The Pastor Who Buried Four Thousand and Still Gave Thanks
In the Saxon town of Eilenburg, Germany, the Thirty Years' War brought suffering that defied description. By 1637, plague and famine had claimed so many lives that Pastor Martin Rinkart was the only clergyman left alive in the city. Day after day, he conducted funerals — sometimes forty or fifty in a single day. He buried more than four thousand of his parishioners that year alone, including his own wife.
The walls felt like they were closing in. Swedish troops besieged the town. Food vanished. Death stood at every doorstep. Rinkart personally went out to negotiate with the soldiers, pleading for mercy for his starving congregation.
And then, from the ashes of that impossible season, Rinkart did something no one expected. He sat down and wrote a hymn of thanksgiving: Now Thank We All Our God. Not a lament. Not a dirge.

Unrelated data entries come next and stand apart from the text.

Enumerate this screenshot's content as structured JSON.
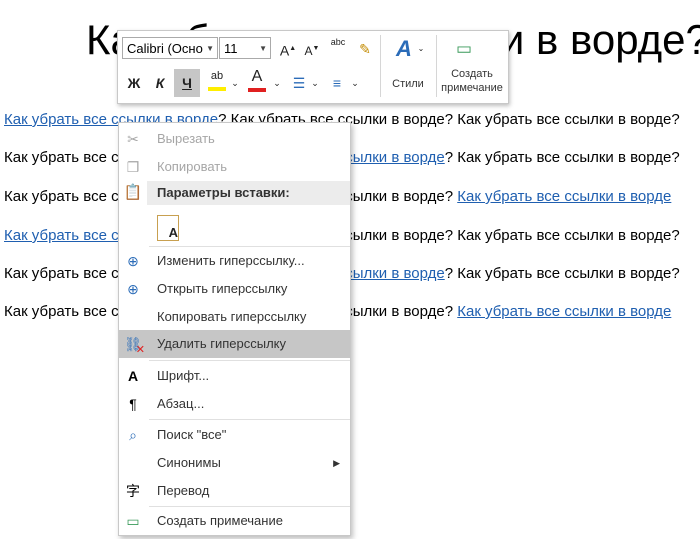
{
  "document": {
    "title": "Как убрать все ссылки в ворде?",
    "lines": [
      {
        "parts": [
          {
            "text": "Как убрать все ссылки в ворде",
            "link": true
          },
          {
            "text": "? Как убрать все ссылки в ворде? Как убрать все ссылки в ворде?",
            "link": false
          }
        ]
      },
      {
        "parts": [
          {
            "text": "Как убрать все ссылки в ворде? Как убрать все ",
            "link": false
          },
          {
            "text": "ссылки в ворде",
            "link": true
          },
          {
            "text": "? Как убрать все ссылки в ворде?",
            "link": false
          }
        ]
      },
      {
        "parts": [
          {
            "text": "Как убрать все ссылки в ворде? Как убрать все ссылки в ворде? ",
            "link": false
          },
          {
            "text": "Как убрать все ссылки в ворде",
            "link": true
          }
        ]
      },
      {
        "parts": [
          {
            "text": "Как убрать все ссылки",
            "link": true
          },
          {
            "text": " в ворде? Как убрать все ссылки в ворде? Как убрать все ссылки в ворде?",
            "link": false
          }
        ]
      },
      {
        "parts": [
          {
            "text": "Как убрать все ссылки в ворде? Как убрать все ",
            "link": false
          },
          {
            "text": "ссылки в ворде",
            "link": true
          },
          {
            "text": "? Как убрать все ссылки в ворде?",
            "link": false
          }
        ]
      },
      {
        "parts": [
          {
            "text": "Как убрать все ссылки в ворде? Как убрать все ссылки в ворде? ",
            "link": false
          },
          {
            "text": "Как убрать все ссылки в ворде",
            "link": true
          }
        ]
      }
    ]
  },
  "toolbar": {
    "font_name": "Calibri (Осно",
    "font_size": "11",
    "grow_font": "A",
    "shrink_font": "A",
    "clear_format": "abc",
    "bold": "Ж",
    "italic": "К",
    "underline": "Ч",
    "highlight": "ab",
    "font_color": "A",
    "styles_label": "Стили",
    "comment_label_line1": "Создать",
    "comment_label_line2": "примечание"
  },
  "menu": {
    "cut": "Вырезать",
    "copy": "Копировать",
    "paste_header": "Параметры вставки:",
    "edit_link": "Изменить гиперссылку...",
    "open_link": "Открыть гиперссылку",
    "copy_link": "Копировать гиперссылку",
    "remove_link": "Удалить гиперссылку",
    "font": "Шрифт...",
    "paragraph": "Абзац...",
    "search": "Поиск \"все\"",
    "synonyms": "Синонимы",
    "translate": "Перевод",
    "new_comment": "Создать примечание"
  },
  "colors": {
    "link": "#1f5fb0",
    "highlight": "#ffee00",
    "font_color": "#e02020",
    "hover": "#c6c6c6",
    "icon_blue": "#2b6cb8"
  }
}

A song of praise that Christians have sung for nearly four centuries.
This is the heartbeat of Psalm 118. The psalmist did not write from comfort but from crisis — pressed hard, pushed to the brink, surrounded by forces that should have overwhelmed him. "I was pushed back and about to fall, but the Lord helped me." And his response was not bitterness but astonishment: "This is the day the Lord has made; let us rejoice and be glad in it."